Tyson Foods processes an average of more than 400,000 hogs weekly. Source: Tyson Foods.

With Tyson Foods (TSN) trumping Pilgrim's Pride's (PPC 0.28%) buyout offer for Hillshire Brands (HSH.DL), the odd man out in the mad scramble for consolidation among meat processors and packagers is Pinnacle Foods (NYSE: PF), the owner of a broad portfolio of consumer food staples including Birds Eye vegetables, Wish-Bone salad dressings, and Duncan Hines cake mixes.

Hillshire, known for its Jimmy Dean sausage and Ball Park franks, may have thought "meats go with vegetables, sandwiches go with pickles" when it recently bid $6.6 billion for purveyor of packaged foods Pinnacle. But both Pilgrim's and now Tyson predicate their offers for Hillshire on it abandoning the pursuit of Pinnacle. And that likely is OK with investors, who were none too pleased at the thought of assuming Pinnacle's $2.5 billion in debt. 

Tyson's $50 per share bid for Hillshire, which includes the assumption of about $500 million worth of debt, values the transaction at about $6.8 billion; that is significantly above Pilgrim's $45 per share, or $6.4 billion, offer, which also includes Hillshire's debt.
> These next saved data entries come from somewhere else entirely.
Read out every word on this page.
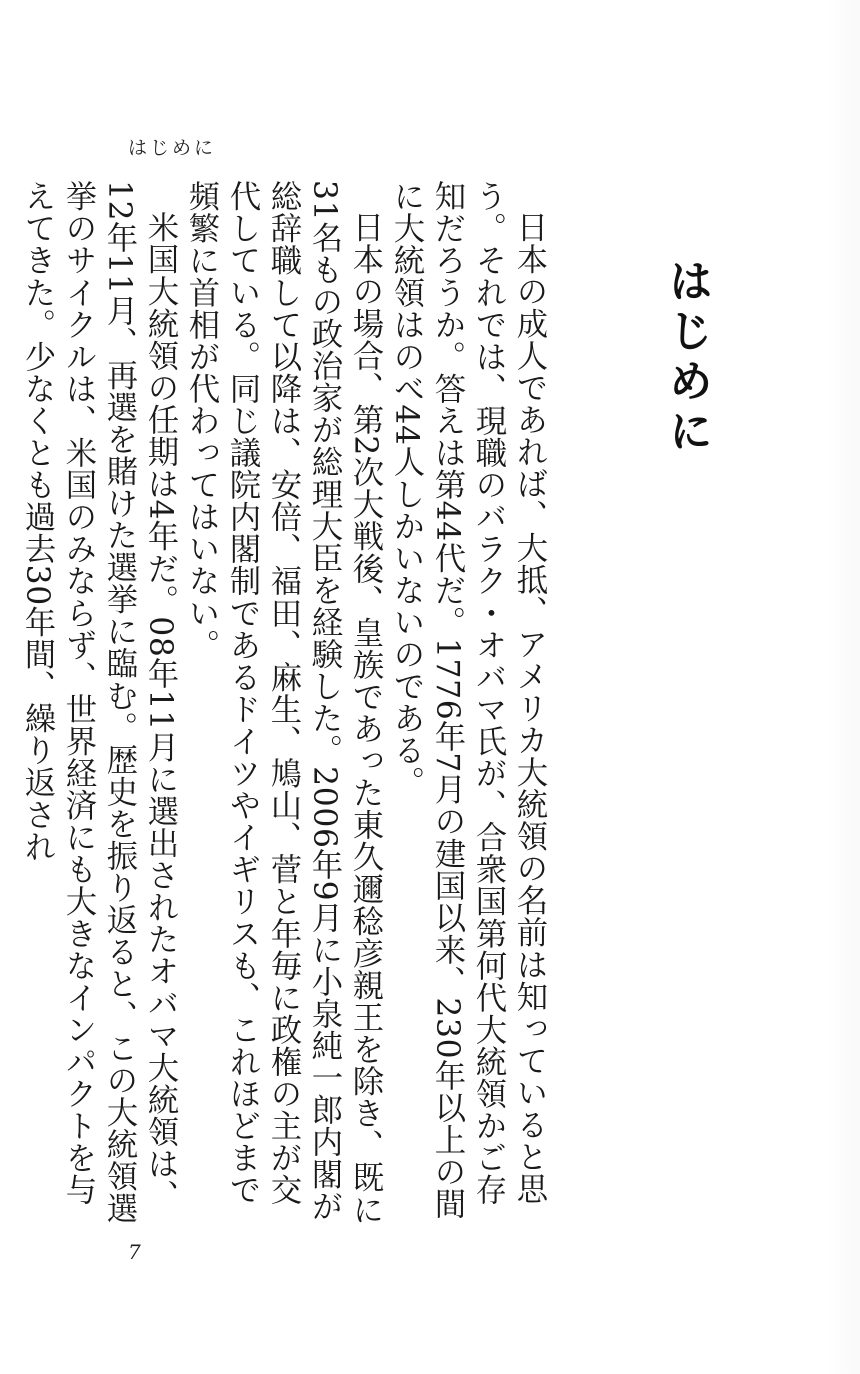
はじめに
はじめに

日本の成人であれば、大抵、アメリカ大統領の名前は知っていると思う。それでは、現職のバラク・オバマ氏が、合衆国第何代大統領かご存知だろうか。答えは第44代だ。1776年7月の建国以来、230年以上の間に大統領はのべ44人しかいないのである。

日本の場合、第2次大戦後、皇族であった東久邇稔彦親王を除き、既に31名もの政治家が総理大臣を経験した。2006年9月に小泉純一郎内閣が総辞職して以降は、安倍、福田、麻生、鳩山、菅と年毎に政権の主が交代している。同じ議院内閣制であるドイツやイギリスも、これほどまで頻繁に首相が代わってはいない。

米国大統領の任期は4年だ。08年11月に選出されたオバマ大統領は、12年11月、再選を賭けた選挙に臨む。歴史を振り返ると、この大統領選挙のサイクルは、米国のみならず、世界経済にも大きなインパクトを与えてきた。少なくとも過去30年間、繰り返され

7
Now investors get to see if a counteroffer is made. Hillshire has gone from hunter to hunted and the intensity could lead to a bidding war.

The reason both Tyson and Pilgrim's might be willing to raise the stakes comes from the value of Hillshire's brands. As beef, pork, and poultry prices climb to record levels due to drought and disease, branded products allow for higher profits. Tyson said that if it can carry off the acquisition, its prepared foods segment would double sales from 9% of total revenue to 18%, and quadruple the unit's contribution to operating income margin from 5% to 20%. Overall, the pro forma combination of the two companies would widen operating margin from 4.5% to 4.9%.

Source: Tyson Foods investor presentation, May 29, 2014.

While Tyson has its own portfolio of brands, none but perhaps its eponymous products can match the name recognition of Hillshire Brands' brands. Hillshire's tend to be in the No. 1 or No. 2 position of their respective categories. For example, Jimmy Dean products are tops in breakfast sausage, while Hillshire's Ball Park hot dogs and State Fair corn dogs are also No. 1 in their segments. Its Hillshire Farms-branded lunch meats take the No. 2 spot

The takeover bid sets up a classic battle between the world's two biggest meat packers. Pilgrim's parent JBS (JBSAY 4.69%) seeks control of Hillshire as it strives to move away from simply selling private-label meat products to supermarkets. Like JBS, Tyson has said acquisitions are part and parcel of its future growth strategies. Because the bids by both companies have offered investors a healthy premium for their shares without being overly generous -- Tyson offers a 35% premium at a trailing 13% adjusted EBITDA -- it suggests there's plenty of room for further counteroffers.

Where Hillshire's shares dropped when it bid for Pinnacle, Tyson Foods' stock shot up 6% as investors realized the complementary nature of bringing Hillshire's brands into its portfolio. How far it's willing to go to bring it in-house remains to be seen.